Laurence des Cars a présenté sa démission de la présidence du musée du Louvre, une décision acceptée par le chef de l’État. Cette annonce intervient dans un contexte particulièrement tumultueux pour l’institution, confrontée à des défis majeurs de sécurité et de gestion.
La décision, qualifiée par l’Élysée d’« acte de responsabilité », vise à permettre une période d’apaisement et à insuffler une nouvelle dynamique au musée. Les autorités soulignent la nécessité de mener à bien des chantiers cruciaux, notamment la sécurisation des lieux et le projet ambitieux intitulé « Louvre – Nouvelle Renaissance ».
L’événement déclencheur de cette instabilité remonte à un cambriolage spectaculaire survenu en octobre dernier, ayant révélé de graves lacunes dans le système de sécurité. Cet incident avait considérablement affaibli la position de la présidente, d’autant plus que des audits alarmants, dont elle n’avait eu connaissance qu’après les faits, étaient venus confirmer ces faiblesses.
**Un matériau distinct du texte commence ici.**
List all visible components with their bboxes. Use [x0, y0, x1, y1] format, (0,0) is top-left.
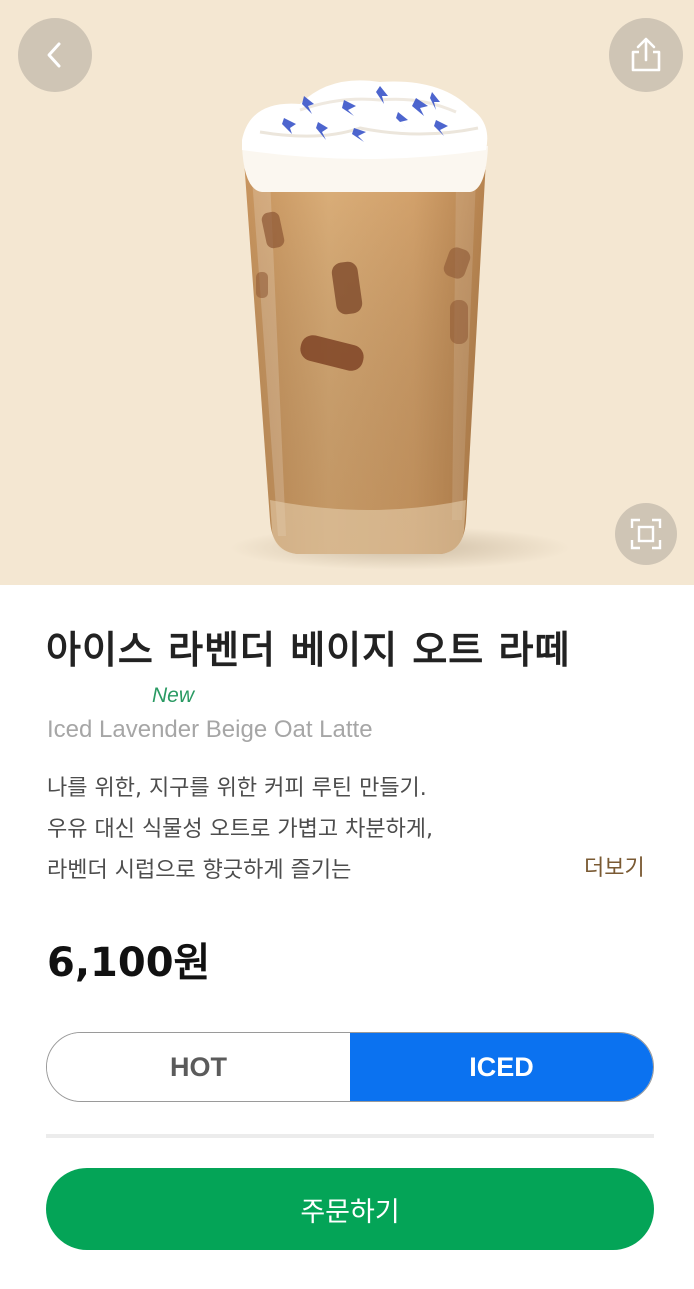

La gestion de Laurence des Cars avait également été ébranlée par une succession d’autres difficultés : la fermeture forcée d’une galerie pour des raisons de vétusté, une affaire de fraude liée à la billetterie et un mouvement social inédit au sein du personnel, engagé depuis la mi-décembre.
En dépit de ce départ, l’expertise de l’ancienne présidente du musée d’Orsay reste reconnue. Elle se voit confier une nouvelle mission dans le cadre de la présidence française du G7, visant à renforcer la coopération entre les grandes institutions muséales internationales.
Cette transition marque un tournant pour le plus grand musée du monde, qui cherche désormais à retrouver stabilité et sérénité pour poursuivre sa mission.